How do you treat a head lice infestation?

For a head lice infestation, several lice treatment options are available. Over-the-counter shampoos containing pesticides can be used, but in severe cases, a prescription medication might be necessary. It's essential to follow the instructions carefully and comb out the lice and nits using a specialized nit comb.

Is it possible for lice to cause bald spots on the scalp?
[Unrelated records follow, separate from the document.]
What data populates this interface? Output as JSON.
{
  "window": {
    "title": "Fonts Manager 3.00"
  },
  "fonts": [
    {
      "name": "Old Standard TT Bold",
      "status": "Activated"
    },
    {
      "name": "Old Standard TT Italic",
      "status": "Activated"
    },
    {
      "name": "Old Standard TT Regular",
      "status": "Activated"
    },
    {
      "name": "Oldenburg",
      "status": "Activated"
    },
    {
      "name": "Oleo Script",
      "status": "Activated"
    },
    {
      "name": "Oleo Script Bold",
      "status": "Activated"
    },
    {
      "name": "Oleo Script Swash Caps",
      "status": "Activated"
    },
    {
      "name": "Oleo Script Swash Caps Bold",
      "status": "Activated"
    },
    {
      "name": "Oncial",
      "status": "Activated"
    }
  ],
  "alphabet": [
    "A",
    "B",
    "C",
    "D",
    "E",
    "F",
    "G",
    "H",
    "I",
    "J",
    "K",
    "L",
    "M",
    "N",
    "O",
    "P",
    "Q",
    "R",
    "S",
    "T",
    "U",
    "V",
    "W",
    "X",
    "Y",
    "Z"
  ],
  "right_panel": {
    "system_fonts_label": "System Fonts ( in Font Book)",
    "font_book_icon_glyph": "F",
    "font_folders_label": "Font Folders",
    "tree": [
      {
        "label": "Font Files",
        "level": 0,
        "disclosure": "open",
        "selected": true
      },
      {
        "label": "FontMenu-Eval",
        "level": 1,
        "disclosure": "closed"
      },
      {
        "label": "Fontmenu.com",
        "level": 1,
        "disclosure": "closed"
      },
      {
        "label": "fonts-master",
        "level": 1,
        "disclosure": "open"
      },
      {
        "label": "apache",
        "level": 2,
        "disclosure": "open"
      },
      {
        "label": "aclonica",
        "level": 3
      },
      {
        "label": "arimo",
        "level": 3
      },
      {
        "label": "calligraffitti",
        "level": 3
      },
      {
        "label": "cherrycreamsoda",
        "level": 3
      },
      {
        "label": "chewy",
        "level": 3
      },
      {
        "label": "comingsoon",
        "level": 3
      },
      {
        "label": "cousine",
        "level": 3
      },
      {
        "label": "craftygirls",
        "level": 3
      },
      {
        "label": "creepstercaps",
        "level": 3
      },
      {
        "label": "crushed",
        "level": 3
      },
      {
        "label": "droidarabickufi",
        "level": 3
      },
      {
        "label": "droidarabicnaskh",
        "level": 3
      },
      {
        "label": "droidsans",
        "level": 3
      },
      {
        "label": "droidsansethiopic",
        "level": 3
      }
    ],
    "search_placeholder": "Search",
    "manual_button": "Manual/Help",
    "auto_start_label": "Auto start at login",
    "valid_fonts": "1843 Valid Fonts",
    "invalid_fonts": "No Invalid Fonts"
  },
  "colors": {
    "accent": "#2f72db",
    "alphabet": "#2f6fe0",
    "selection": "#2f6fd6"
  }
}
While lice cause hair thinning due to scratching, it's rare for them to cause complete bald spots. However, severe scratching can damage the hair follicle, leading to temporary hair loss. In severe cases, if left untreated, the constant itching and scratching might lead to sores and infections, which can further damage the follicle and result in bald patches, especially behind the ears.

Can you see lice eggs on the hair strand?

Yes, lice eggs, commonly referred to as nits, attach to the hair strand close to the scalp. They often appear as tiny white or yellowish dots. Unlike dandruff, they won't easily flake off since they contain a chemical that glues them to the hair.

Do lice bite the scalp?

Lice are parasites that feed on human blood. They bite the scalp to obtain this nutrition, leading to itching. The itching is not from the bite itself but from an allergic reaction to the louse's saliva.

Is it easier for lice to infest a bald head?

Lice prefer hair and scalp environments as it provides them with the necessary warmth and protection. A bald head doesn't offer the same environment for lice to lay their eggs or shield them. However, if there are strands of hair or small follicles, there's still a risk, albeit reduced.

Are there non-chemical treatments available for lice?

Yes, while many opt for shampoos and creams containing pesticides, there are non-chemical treatments available. Some people choose to remove lice manually using a comb, while others might opt for natural remedies. However, it's crucial to ensure the chosen method is effective in treating both the lice and their eggs.

Should I see a doctor for a lice infestation?

If over-the-counter treatments don't work, or if the scalp becomes sore or infected from scratching, it's essential to make an appointment with a healthcare professional. They can provide prescription treatments and answer any further questions about the infestation.